ChIP-Seq

Interplay between DNA and its interacting proteins

ChIP-Seq is used primarily to determine how proteins interact with DNA to regulate gene expression with the intent to elucidate the complex circuitry of genetic regulatory networks, genetic pathways and epigenetic mechanisms in living cells. The approach enables thorough examination of the genome-wide distribution of chromatin-binding proteins and histone modifications in any genome with a known sequence, giving insights into gene regulation events that play a role in various diseases and biological pathways, such as development and cancer progression.

Library preparation and sequencing

Library Preparation and Sequencing Service

Our ChIP-seq workflow begins with immunoprecipitated (IP) DNA samples. Despite the often low quantities of DNA generated by IP, our high-performance library preparation techniques enable the creation of high-quality libraries from even picogram amounts of DNA.

ChIP-seq experiments typically include matched controls (such as input, IgG, or untagged strains) to facilitate background subtraction and ensure more accurate peak identification. Both IP samples and controls are processed in parallel to maintain consistency.

Sequencing is conducted on the Illumina platform using 150bp paired-end reads, ensuring comprehensive and reliable data for your research needs.

Bioinformatics analysis

Our analysis services enable the discovery of novel transcription factor binding sites, identification of genes regulated by known transcription factors and co-regulators, direct comparison of regulatory events in different cell states (e.g., normal vs. disease), and investigation of drug effects and other stimuli on regulatory pathways.

Standard bioinformatics analysis:

• Trimming: Removal of low-quality bases and adapters to ensure high-quality data.
• Reads Alignment: Alignment of reads to the reference genome and selection of uniquely mapping reads.
• Quality Control: Assessment of contaminants using proprietary scripts and evaluation of how well the signal in the ChIP-seq sample can be differentiated from the background distribution of reads in the control sample (bamFingerprinting).
• Peak Detection: Identification of significant peaks representing binding sites.
• Peak Annotation: Identification of potential associations of ChIP regions with functionally important genomic regions. This analysis provides statistics on ChIP enrichment at important genome features such as specific chromosomes, promoters, gene bodies, or exons, and infers genes most likely to be regulated by a binding factor.

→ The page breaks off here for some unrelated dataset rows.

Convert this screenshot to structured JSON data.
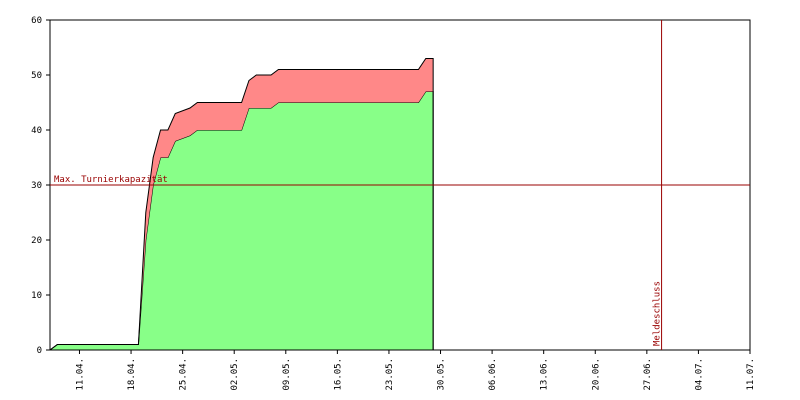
{
  "chart_data": {
    "type": "stacked-area",
    "x": [
      "07.04.",
      "08.04.",
      "19.04.",
      "20.04.",
      "21.04.",
      "22.04.",
      "23.04.",
      "24.04.",
      "26.04.",
      "27.04.",
      "03.05.",
      "04.05.",
      "05.05.",
      "07.05.",
      "08.05.",
      "27.05.",
      "28.05.",
      "29.05."
    ],
    "series": [
      {
        "color": "#88ff88",
        "values": [
          0,
          1,
          1,
          20,
          30,
          35,
          35,
          38,
          39,
          40,
          40,
          44,
          44,
          44,
          45,
          45,
          47,
          47
        ]
      },
      {
        "color": "#ff8888",
        "values": [
          0,
          0,
          0,
          5,
          5,
          5,
          5,
          5,
          5,
          5,
          5,
          5,
          6,
          6,
          6,
          6,
          6,
          6
        ]
      }
    ],
    "xlim": [
      "07.04.",
      "11.07."
    ],
    "xticks": [
      "11.04.",
      "18.04.",
      "25.04.",
      "02.05.",
      "09.05.",
      "16.05.",
      "23.05.",
      "30.05.",
      "06.06.",
      "13.06.",
      "20.06.",
      "27.06.",
      "04.07.",
      "11.07."
    ],
    "ylim": [
      0,
      60
    ],
    "yticks": [
      0,
      10,
      20,
      30,
      40,
      50,
      60
    ],
    "annotations": [
      {
        "axis": "y",
        "value": 30,
        "text": "Max. Turnierkapazität",
        "color": "#990000"
      },
      {
        "axis": "x",
        "value": "29.06.",
        "text": "Meldeschluss",
        "color": "#990000"
      }
    ]
  }
}
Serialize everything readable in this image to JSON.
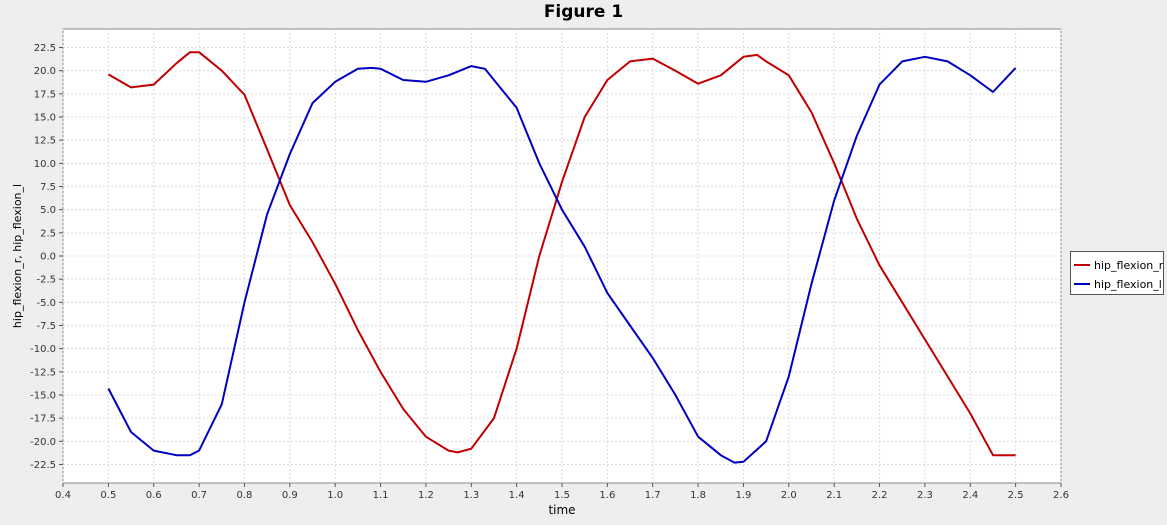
{
  "chart_data": {
    "type": "line",
    "title": "Figure 1",
    "xlabel": "time",
    "ylabel": "hip_flexion_r, hip_flexion_l",
    "xlim": [
      0.4,
      2.6
    ],
    "ylim": [
      -24.5,
      24.5
    ],
    "xticks": [
      "0.4",
      "0.5",
      "0.6",
      "0.7",
      "0.8",
      "0.9",
      "1.0",
      "1.1",
      "1.2",
      "1.3",
      "1.4",
      "1.5",
      "1.6",
      "1.7",
      "1.8",
      "1.9",
      "2.0",
      "2.1",
      "2.2",
      "2.3",
      "2.4",
      "2.5",
      "2.6"
    ],
    "yticks": [
      "22.5",
      "20.0",
      "17.5",
      "15.0",
      "12.5",
      "10.0",
      "7.5",
      "5.0",
      "2.5",
      "0.0",
      "-2.5",
      "-5.0",
      "-7.5",
      "-10.0",
      "-12.5",
      "-15.0",
      "-17.5",
      "-20.0",
      "-22.5"
    ],
    "grid": true,
    "legend_position": "right",
    "series": [
      {
        "name": "hip_flexion_r",
        "color": "#c00000",
        "x": [
          0.5,
          0.55,
          0.6,
          0.65,
          0.68,
          0.7,
          0.75,
          0.8,
          0.85,
          0.9,
          0.95,
          1.0,
          1.05,
          1.1,
          1.15,
          1.2,
          1.25,
          1.27,
          1.3,
          1.35,
          1.4,
          1.45,
          1.5,
          1.55,
          1.6,
          1.65,
          1.7,
          1.75,
          1.8,
          1.85,
          1.9,
          1.93,
          1.95,
          2.0,
          2.05,
          2.1,
          2.15,
          2.2,
          2.25,
          2.3,
          2.35,
          2.4,
          2.45,
          2.5
        ],
        "y": [
          19.6,
          18.2,
          18.5,
          20.8,
          22,
          22,
          20,
          17.4,
          11.5,
          5.5,
          1.5,
          -3,
          -8,
          -12.5,
          -16.5,
          -19.5,
          -21,
          -21.2,
          -20.8,
          -17.5,
          -10,
          0,
          8,
          15,
          19,
          21,
          21.3,
          20,
          18.6,
          19.5,
          21.5,
          21.7,
          21,
          19.5,
          15.5,
          10,
          4,
          -1,
          -5,
          -9,
          -13,
          -17,
          -21.5,
          -21.5
        ]
      },
      {
        "name": "hip_flexion_l",
        "color": "#0000c0",
        "x": [
          0.5,
          0.55,
          0.6,
          0.65,
          0.68,
          0.7,
          0.75,
          0.8,
          0.85,
          0.9,
          0.95,
          1.0,
          1.05,
          1.08,
          1.1,
          1.15,
          1.2,
          1.25,
          1.3,
          1.33,
          1.35,
          1.4,
          1.45,
          1.5,
          1.55,
          1.6,
          1.65,
          1.7,
          1.75,
          1.8,
          1.85,
          1.88,
          1.9,
          1.95,
          2.0,
          2.05,
          2.1,
          2.15,
          2.2,
          2.25,
          2.3,
          2.35,
          2.4,
          2.45,
          2.5
        ],
        "y": [
          -14.3,
          -19,
          -21,
          -21.5,
          -21.5,
          -21,
          -16,
          -5,
          4.5,
          11,
          16.5,
          18.8,
          20.2,
          20.3,
          20.2,
          19,
          18.8,
          19.5,
          20.5,
          20.2,
          19,
          16,
          10,
          5,
          1,
          -4,
          -7.5,
          -11,
          -15,
          -19.5,
          -21.5,
          -22.3,
          -22.2,
          -20,
          -13,
          -3,
          6,
          13,
          18.5,
          21,
          21.5,
          21,
          19.5,
          17.7,
          20.3
        ]
      }
    ]
  }
}
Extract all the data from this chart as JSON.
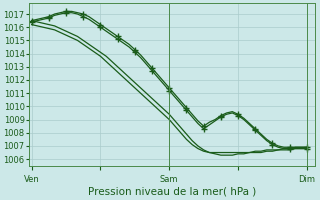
{
  "xlabel": "Pression niveau de la mer( hPa )",
  "bg_color": "#cce8e8",
  "grid_color": "#aacccc",
  "line_color": "#1a5c1a",
  "spine_color": "#4a8a4a",
  "ylim": [
    1005.5,
    1017.8
  ],
  "yticks": [
    1006,
    1007,
    1008,
    1009,
    1010,
    1011,
    1012,
    1013,
    1014,
    1015,
    1016,
    1017
  ],
  "xtick_labels": [
    "Ven",
    "",
    "Sam",
    "",
    "Dim"
  ],
  "xtick_positions": [
    0,
    12,
    24,
    36,
    48
  ],
  "xlim": [
    -0.5,
    49.5
  ],
  "vlines": [
    24,
    48
  ],
  "series": {
    "smooth1": [
      1016.5,
      1016.4,
      1016.3,
      1016.2,
      1016.1,
      1015.9,
      1015.7,
      1015.5,
      1015.3,
      1015.0,
      1014.7,
      1014.4,
      1014.1,
      1013.8,
      1013.4,
      1013.0,
      1012.6,
      1012.2,
      1011.8,
      1011.4,
      1011.0,
      1010.6,
      1010.2,
      1009.8,
      1009.4,
      1008.9,
      1008.4,
      1007.9,
      1007.4,
      1007.0,
      1006.7,
      1006.5,
      1006.4,
      1006.3,
      1006.3,
      1006.3,
      1006.4,
      1006.4,
      1006.5,
      1006.5,
      1006.5,
      1006.6,
      1006.6,
      1006.7,
      1006.7,
      1006.7,
      1006.8,
      1006.8,
      1006.8
    ],
    "smooth2": [
      1016.2,
      1016.1,
      1016.0,
      1015.9,
      1015.8,
      1015.6,
      1015.4,
      1015.2,
      1015.0,
      1014.7,
      1014.4,
      1014.1,
      1013.8,
      1013.4,
      1013.0,
      1012.6,
      1012.2,
      1011.8,
      1011.4,
      1011.0,
      1010.6,
      1010.2,
      1009.8,
      1009.4,
      1009.0,
      1008.5,
      1008.0,
      1007.5,
      1007.1,
      1006.8,
      1006.6,
      1006.5,
      1006.5,
      1006.5,
      1006.5,
      1006.5,
      1006.5,
      1006.5,
      1006.5,
      1006.6,
      1006.6,
      1006.7,
      1006.7,
      1006.7,
      1006.8,
      1006.8,
      1006.9,
      1006.9,
      1006.9
    ],
    "marker1": [
      1016.5,
      1016.6,
      1016.7,
      1016.8,
      1017.0,
      1017.1,
      1017.2,
      1017.2,
      1017.1,
      1017.0,
      1016.8,
      1016.5,
      1016.2,
      1015.9,
      1015.6,
      1015.3,
      1015.0,
      1014.7,
      1014.3,
      1013.9,
      1013.4,
      1012.9,
      1012.4,
      1011.9,
      1011.4,
      1010.9,
      1010.4,
      1009.9,
      1009.4,
      1008.9,
      1008.5,
      1008.8,
      1009.0,
      1009.3,
      1009.5,
      1009.6,
      1009.4,
      1009.1,
      1008.7,
      1008.3,
      1007.9,
      1007.5,
      1007.2,
      1007.0,
      1006.9,
      1006.9,
      1006.9,
      1006.9,
      1006.9
    ],
    "marker2": [
      1016.4,
      1016.5,
      1016.6,
      1016.7,
      1016.9,
      1017.0,
      1017.1,
      1017.1,
      1017.0,
      1016.8,
      1016.6,
      1016.3,
      1016.0,
      1015.7,
      1015.4,
      1015.1,
      1014.8,
      1014.5,
      1014.1,
      1013.7,
      1013.2,
      1012.7,
      1012.2,
      1011.7,
      1011.2,
      1010.7,
      1010.2,
      1009.7,
      1009.2,
      1008.7,
      1008.3,
      1008.6,
      1008.9,
      1009.2,
      1009.4,
      1009.5,
      1009.3,
      1009.0,
      1008.6,
      1008.2,
      1007.8,
      1007.4,
      1007.1,
      1006.9,
      1006.8,
      1006.8,
      1006.8,
      1006.8,
      1006.8
    ]
  },
  "marker_every": 3,
  "marker": "+",
  "markersize": 4.5,
  "linewidth": 0.9,
  "xlabel_fontsize": 7.5,
  "tick_fontsize": 6
}
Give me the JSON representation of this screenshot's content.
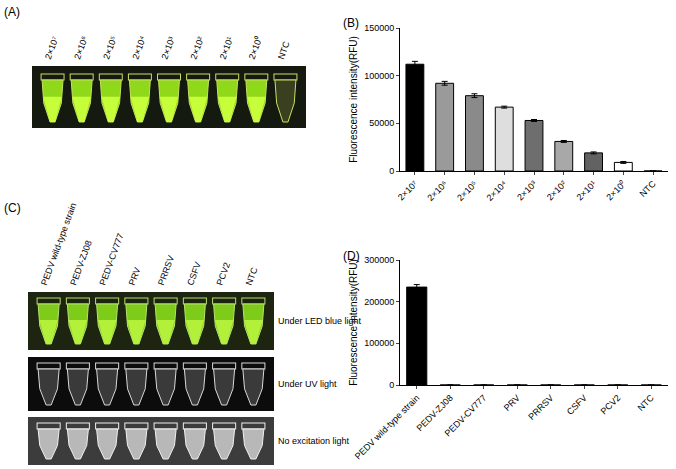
{
  "photos": [
    {
      "panel": "(A)",
      "lane_labels": [
        "2×10⁷",
        "2×10⁶",
        "2×10⁵",
        "2×10⁴",
        "2×10³",
        "2×10²",
        "2×10¹",
        "2×10⁰",
        "NTC"
      ]
    },
    {
      "panel": "(C)",
      "lane_labels": [
        "PEDV wild-type strain",
        "PEDV-ZJ08",
        "PEDV-CV777",
        "PRV",
        "PRRSV",
        "CSFV",
        "PCV2",
        "NTC"
      ],
      "captions": [
        "Under LED blue light",
        "Under UV light",
        "No excitation light"
      ]
    }
  ],
  "chart_data": [
    {
      "panel": "(B)",
      "type": "bar",
      "categories": [
        "2×10⁷",
        "2×10⁶",
        "2×10⁵",
        "2×10⁴",
        "2×10³",
        "2×10²",
        "2×10¹",
        "2×10⁰",
        "NTC"
      ],
      "values": [
        112000,
        92000,
        79000,
        67000,
        53000,
        31000,
        19000,
        9000,
        0
      ],
      "errors": [
        3000,
        2000,
        2000,
        1000,
        1000,
        1000,
        1000,
        1000,
        0
      ],
      "colors": [
        "#000000",
        "#9a9a9a",
        "#8a8a8a",
        "#dedede",
        "#6e6e6e",
        "#a8a8a8",
        "#626262",
        "#ffffff",
        "#ffffff"
      ],
      "y_label": "Fluorescence intensity(RFU)",
      "ylim": [
        0,
        150000
      ],
      "yticks": [
        0,
        50000,
        100000,
        150000
      ],
      "grid": false
    },
    {
      "panel": "(D)",
      "type": "bar",
      "categories": [
        "PEDV wild-type strain",
        "PEDV-ZJ08",
        "PEDV-CV777",
        "PRV",
        "PRRSV",
        "CSFV",
        "PCV2",
        "NTC"
      ],
      "values": [
        235000,
        0,
        0,
        0,
        0,
        0,
        0,
        0
      ],
      "errors": [
        6000,
        0,
        0,
        0,
        0,
        0,
        0,
        0
      ],
      "color": "#000000",
      "y_label": "Fluorescence intensity(RFU)",
      "ylim": [
        0,
        300000
      ],
      "yticks": [
        0,
        100000,
        200000,
        300000
      ],
      "grid": false
    }
  ]
}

Advanced bioinformatics analysis:

• Differential Binding Analysis: Identification of sites that are differentially bound between two sample groups. This includes overlapping and merging peak sets, counting sequencing reads overlapping intervals in peak sets, and identifying statistically significantly differentially bound sites based on evidence of binding affinity (measured by differences in read densities).
  

KEY DELIVERABLES

• Raw Sequencing Data: raw reads generated by the sequencing platform in FASTQ format.
• Quality Control Reports: detailed HTML reports on read quality and preprocessing steps.
• Annotated Peak Lists: Detailed lists of identified peaks with annotations.
• Differential Binding Reports: Comprehensive reports on differentially bound sites between sample groups.
• Quality Control Metrics: Detailed quality control metrics and visualizations.
• Genome Browser Tracks: Files for visualization in genome browsers, allowing easy exploration of the data.

Our ChIP-seq services provide the comprehensive data and analysis you need to advance your research in gene regulation and epigenetics.

We provide full support on study design to ensure correct sequencing and bioinformatics strategies are used to meet your project goals. Our expert will consult with you about your specific requirements.